Do you multiply opportunities?


Today is September 24 and the Navigate the Chaos question to consider is “How often do you help multiply opportunities in order to seize them?”

People who navigate the chaos, like author Caren Lissner, understand the necessity of creating opportunities. If you wait for life to hand you an opportunities you may be waiting a very long time.

In an article published in The Atlantic, Lissner tells the story of how she seized one opportunity after another until her first novel, Carrie Pilby, was made into a movie.

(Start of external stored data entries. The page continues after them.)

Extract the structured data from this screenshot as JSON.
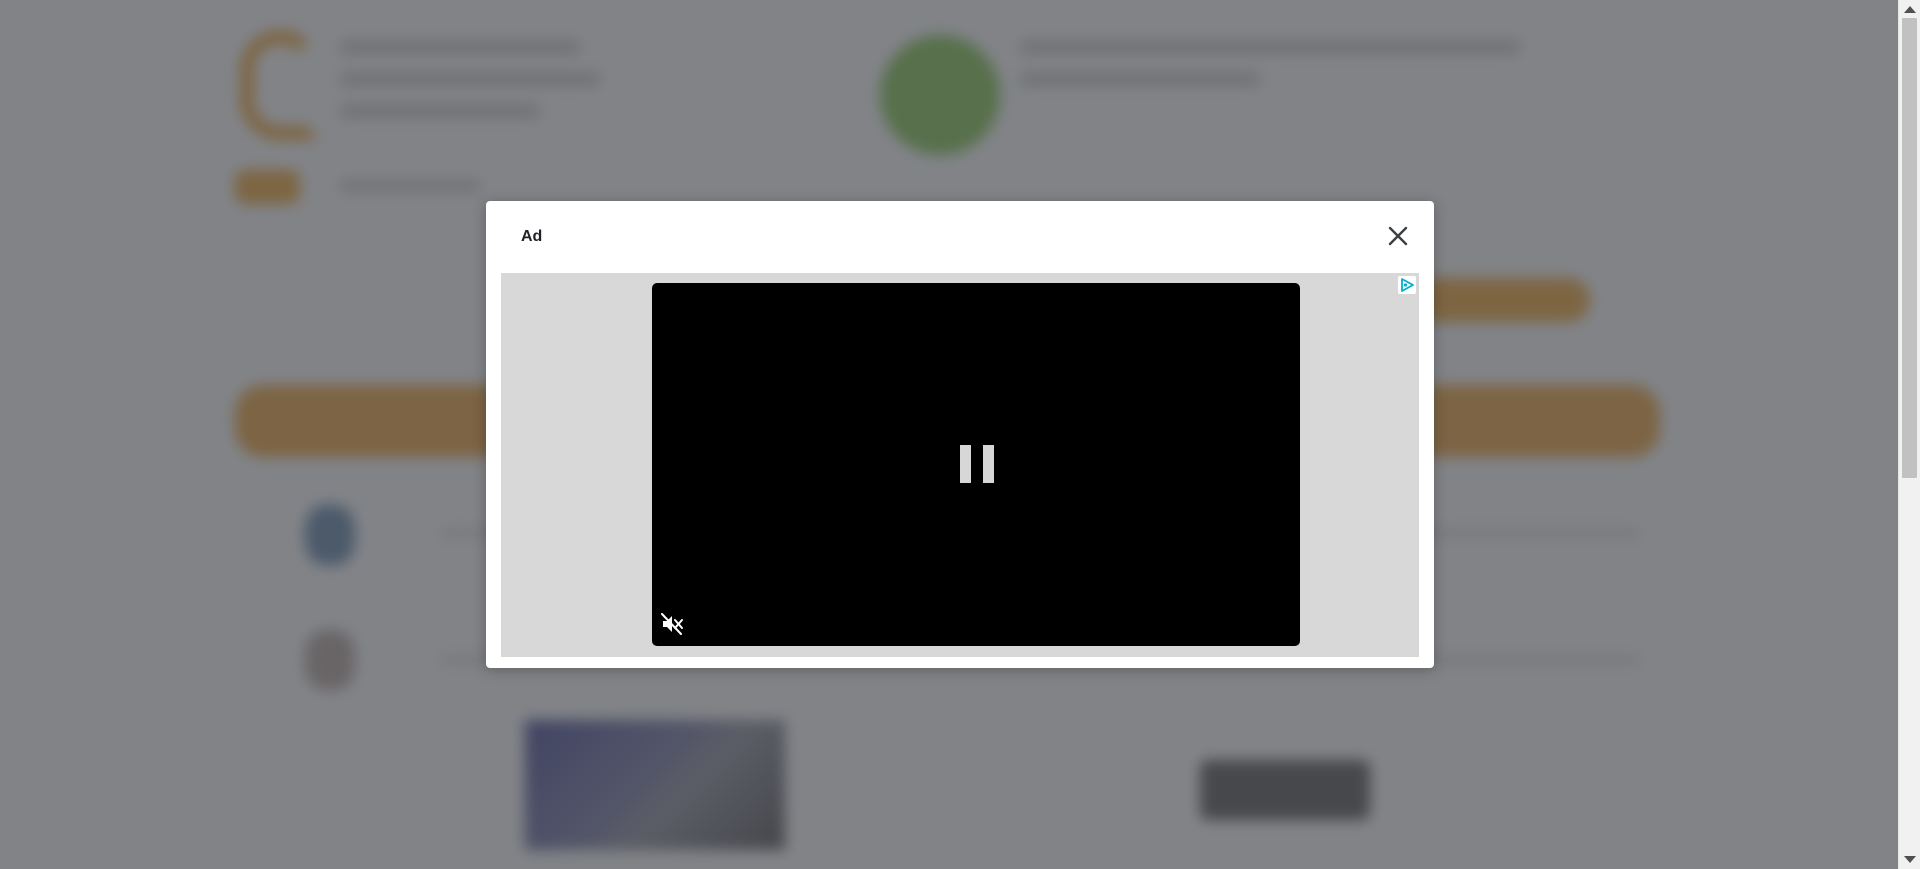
{
  "modal": {
    "title": "Ad",
    "close_icon": "close-icon",
    "adchoices_icon": "adchoices-icon"
  },
  "video": {
    "state_icon": "pause-icon",
    "volume_icon": "muted-speaker-icon"
  },
  "colors": {
    "overlay": "#46484e",
    "modal_background": "#ffffff",
    "ad_area_background": "#d8d8d8",
    "video_background": "#000000",
    "adchoices_accent": "#00aecd",
    "background_brand_orange": "#f0a02f",
    "background_badge_green": "#7fc447"
  }
}
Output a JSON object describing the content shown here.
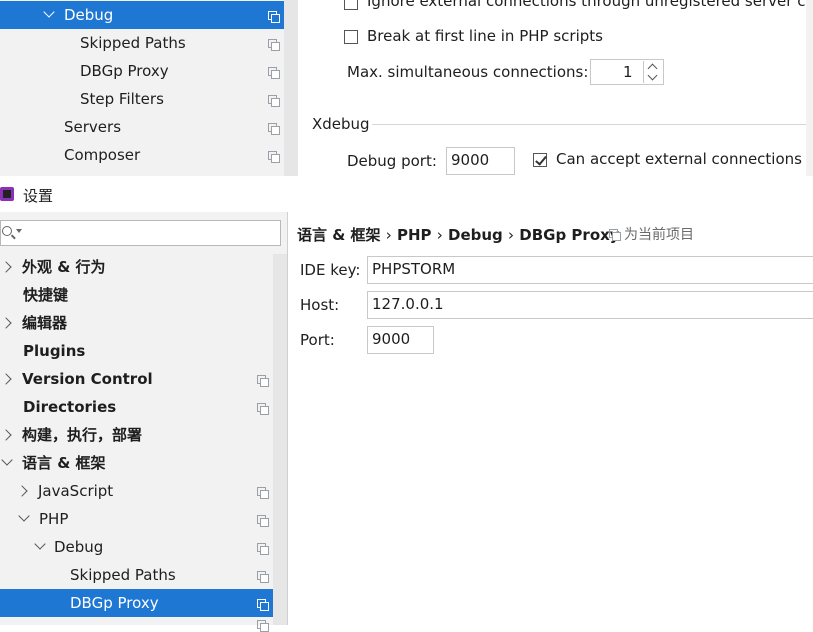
{
  "top": {
    "tree": [
      {
        "label": "Debug",
        "selected": true
      },
      {
        "label": "Skipped Paths"
      },
      {
        "label": "DBGp Proxy"
      },
      {
        "label": "Step Filters"
      },
      {
        "label": "Servers"
      },
      {
        "label": "Composer"
      }
    ],
    "ignore_external_label": "Ignore external connections through unregistered server co",
    "break_first_line_label": "Break at first line in PHP scripts",
    "max_connections_label": "Max. simultaneous connections:",
    "max_connections_value": "1",
    "xdebug_section": "Xdebug",
    "debug_port_label": "Debug port:",
    "debug_port_value": "9000",
    "accept_external_label": "Can accept external connections"
  },
  "window": {
    "title": "设置"
  },
  "search": {
    "placeholder": ""
  },
  "breadcrumb": {
    "part1": "语言 & 框架",
    "sep": "›",
    "part2": "PHP",
    "part3": "Debug",
    "part4": "DBGp Proxy",
    "scope": "为当前项目"
  },
  "form": {
    "ide_key_label": "IDE key:",
    "ide_key_value": "PHPSTORM",
    "host_label": "Host:",
    "host_value": "127.0.0.1",
    "port_label": "Port:",
    "port_value": "9000"
  },
  "tree": {
    "items": [
      {
        "label": "外观 & 行为"
      },
      {
        "label": "快捷键"
      },
      {
        "label": "编辑器"
      },
      {
        "label": "Plugins"
      },
      {
        "label": "Version Control"
      },
      {
        "label": "Directories"
      },
      {
        "label": "构建，执行，部署"
      },
      {
        "label": "语言 & 框架"
      },
      {
        "label": "JavaScript"
      },
      {
        "label": "PHP"
      },
      {
        "label": "Debug"
      },
      {
        "label": "Skipped Paths"
      },
      {
        "label": "DBGp Proxy",
        "selected": true
      }
    ]
  },
  "colors": {
    "selection": "#1e77d3",
    "sidebar_bg": "#f2f2f2"
  }
}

According to Lisser, “Five years ago, I got an email from two Hollywood producers who wanted to turn my first novel, Carrie Pilby, into a movie. I was thrilled, but reminded myself not to expect much. After all, in the years since the book’s publication in 2003, two other production companies had paid me a few thousand dollars each to option the rights for a year, and nothing had come of it. Should I really fantasize about my characters living and breathing on the big screen? Nearly a decade later, I was struggling with revisions to a new book, still living in a tiny apartment in the town I’d moved to after college, and about to turn 40. I really wanted my writing to reach a new audience. Actually, I really wanted to be able to afford furniture.”

When it was all said and done, one opportunity helped form the foundation for another, and then another.

Eventually, after 14 years of false starts, navigating Hollywood, Lisser received a modest payout for her book Carrie Pilby to be adapted into a Netflix film.

As the old adage goes “Opportunities multiply as they are seized.”

How often do you help multiple opportunities in order to seize them?